Procedimentos Especiais de Contenção: Com a conclusão do projeto Theta-Unseelie, os recursos anteriormente alocados ao estudo de SCP-3721 serão permanentemente destinados à sua contenção.

SCP-3721 está cercado por uma gaiola de Faraday que atenua as ondas de rádio recebidas. Para esse fim, a Força-Tarefa Móvel Theta-18 (“Divisão Antissemita”)1 foi incumbida de sabotar estações de comunicação associadas a Obskurakorps à medida que forem descobertas. Como medida de precaução, relatórios de rádio enganosos devem ser transmitidos para SCP-3721-1 de forma constante.

Devido à natureza e a localização de SCP-3721-2, a contenção concentra-se em desinformação e prevenção. Assim, diversas estações de transmissão pertencentes à Fundação devem monitorar os movimentos de SCP-3721-2. Transmissões de desinformação devem ser emitidas de todas as estações onde SCP-3721-2 estiver visível, com uma sobreposição de veracidade inferior a 25% com as transmissões feitas para SCP-3721-1. Recursos da Fundação devem trabalhar com programas espaciais civis para reduzir detritos na trajetória de voo de SCP-3721-2 e evitar colisões com satélites comuns.

As áreas afetadas por SCP-3731-2 devem ser pulverizadas com amnésticos em aerosol, e a História de Conteúdo Anormal-10 (“Ataque do Meteoro”) deve ser divulgada à imprensa. Devido à gravidade dos ataques de SCP-3721-2, o Protocolo Gaslight é recomendado para testemunhas diretas.

A decifração e análise dos novos sistemas de transmissão de SCP-3721 são prioridades de nível Kappa.

Descrição: SCP-3721 consiste em um dispositivo de observação (SCP-3721-1) e um satélite rudimentar (SCP-3721-2) que compõem um sistema de bombardeio cinético desenvolvido pelo grupo Ahnenerbe Obskurakorps para ataques de longo alcance contra as Potências Aliadas. Documentações recuperadas sugerem que seus projetos foram reformulados a partir de um dispositivo preexistente; entretanto, todos os registros referentes a tal dispositivo parecem ter sido destruídos.

SCP-3721-1 é uma série de computadores mainframe conectados a uma variedade de impressoras e equipamentos de rádio esotéricos.
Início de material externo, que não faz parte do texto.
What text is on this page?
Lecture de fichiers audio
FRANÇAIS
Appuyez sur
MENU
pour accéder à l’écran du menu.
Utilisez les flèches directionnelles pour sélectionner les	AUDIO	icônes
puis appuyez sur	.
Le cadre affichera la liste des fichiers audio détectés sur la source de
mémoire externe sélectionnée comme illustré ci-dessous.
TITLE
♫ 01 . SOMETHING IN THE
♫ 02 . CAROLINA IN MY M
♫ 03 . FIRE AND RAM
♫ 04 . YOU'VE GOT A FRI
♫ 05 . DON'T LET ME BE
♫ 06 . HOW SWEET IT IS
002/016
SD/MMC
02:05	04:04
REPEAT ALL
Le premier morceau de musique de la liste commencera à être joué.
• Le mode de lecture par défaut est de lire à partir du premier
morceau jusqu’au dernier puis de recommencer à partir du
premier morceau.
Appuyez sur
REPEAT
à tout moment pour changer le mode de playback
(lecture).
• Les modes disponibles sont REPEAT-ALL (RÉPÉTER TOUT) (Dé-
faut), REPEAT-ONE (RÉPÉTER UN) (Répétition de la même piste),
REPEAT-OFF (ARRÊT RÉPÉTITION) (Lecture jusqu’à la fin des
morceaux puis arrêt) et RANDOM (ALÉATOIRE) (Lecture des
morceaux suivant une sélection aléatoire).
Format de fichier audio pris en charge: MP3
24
Grande parte da fiação é redundante ou obsoleta; além disso, a fiação exposta, os sistemas de refrigeramento inadequados e a deterioração estrutural tornaram a manutenção insegura. Apesar de extensos sinais de vandalismo e desgaste, SCP-3721-1 permanece funcional.

SCP-3721 processa informações relacionadas a eventos geopolíticos e usa tais informações para instruir SCP-3721-2 sobre quando disparar. Transmissões de rádio ambientais de rádio são analisadas, comparadas aos movimentos de SCP-3721-2 e seletivamente ignoradas a critério de SCP-3721-1. Além disso, a documentação existente sugere que SCP-3721-1 controla uma configuração binária que inflige uma sensação contínua de dor em SCP-3721-2 enquanto ativada.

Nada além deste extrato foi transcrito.